Chipmaker Renesas last month forecast its worst-ever annual loss as a result of sinking prices and a strong yen, and sources say 100-year-old Sharp expects to lose over 100 billion yen ($1.29 billion) this business year as it struggles against rivals including South Korea's Samsung Electronics Co Ltd.

Still, the banks see continued lending as the best way to get back their existing loans. "It doesn't make economic sense to put a company into bankruptcy and have control determined by a court rather than the banks," said Brian Waterhouse, senior analyst at brokerage CLSA in Tokyo.

"They stand a much better chance of getting their money back if the company is alive than if it is dead."

Many other financial institutions are cautious because of continued worries about Sharp's future.

The new lending will keep Sharp - which needs to repay as much as 360 billion yen of short term commercial loans over the coming months - in business, and could in turn give the banks a greater chance of recouping more than 300 billion yen in loans already extended to the embattled company.

Still, an uncertain future for the display maker means the lenders risk throwing good money after bad, some analysts say.

"For the banks it's not good news," said Naoko Nemoto, managing director at ratings agency Standard & Poor's in Tokyo. "There are many uncertain things like (Sharp's) profit projections."

BELONG TO THE BANKS

For Sharp, pressure from the banks to adopt a low-risk strategy may scupper plans to make Taiwanese partner Hon Hai Precision Industry its largest shareholder.

Talks to seal the deal have been stalled since August and lenders may want Sharp to abandon the negotiation that would give fellow Apple Inc supplier Hon Hai, and its chairman Terry Gou, leverage to push the Japanese company into a riskier growth strategy.

That strategy would involve expanding its liquid crystal display business, an analyst at a brokerage in Tokyo said, declining to be identified because of the sensitivity of issue.

"For the next five years, Sharp belongs to the banks," the analyst said.

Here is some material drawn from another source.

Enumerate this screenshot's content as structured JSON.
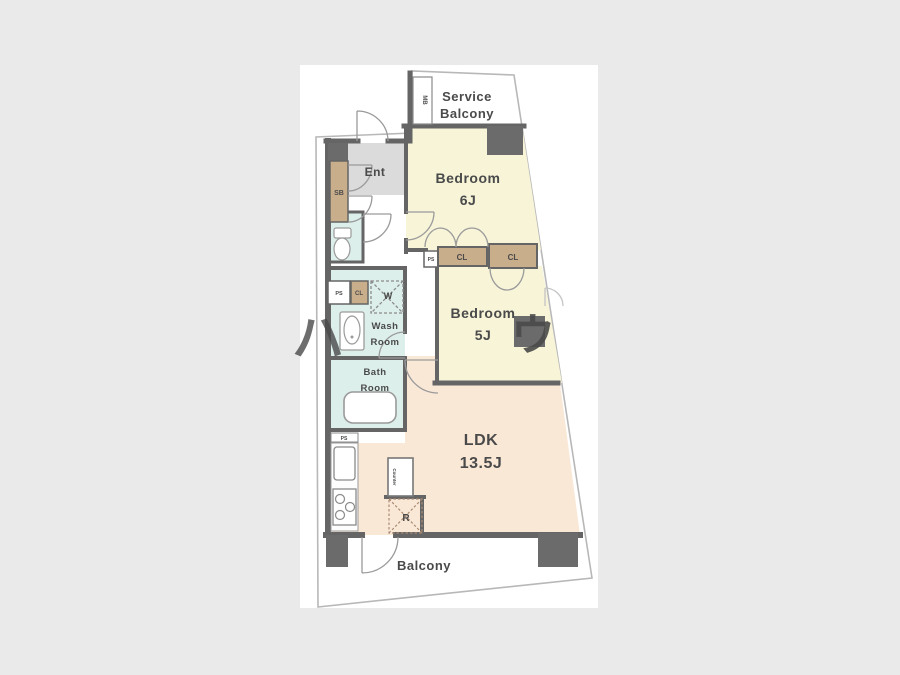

That may mean more focus on stable, cash-generating businesses such as household appliances, he said.

To secure bank backing, Sharp, which makes air conditioners, microwave ovens and Aquos TVs, has had to agree to drastic cost cuts such as selling overseas TV assembly plants, possibly to Hon Hai, and shutting solar panel operations abroad.

Sharp confirmed on Friday it had won a 360 billion yen ($4.6 billion) bailout led by Mizuho Financial Group and Mitsubishi UFJ Financial Group.

Renesas said it had secured 161 billion yen in fresh syndicated loans from four Japanese banks including Mizuho. The cash-strapped firm said it had also received 47.5 billion yen in other loans from the banks.

Separately, Renesas secured 49.5 billion yen in funding from major shareholders Mitsubishi Electric Corp, Hitachi Ltd and NEC Corp. Mizuho Corporate Bank is a unit of Mizuho Financial Group.

Sources said this month that a Japanese government fund was considering a bailout of the Renesas chipmaker as part of a consortium including Toyota Motor Corp likely to join, a banking source told Reuters on condition of anonymity.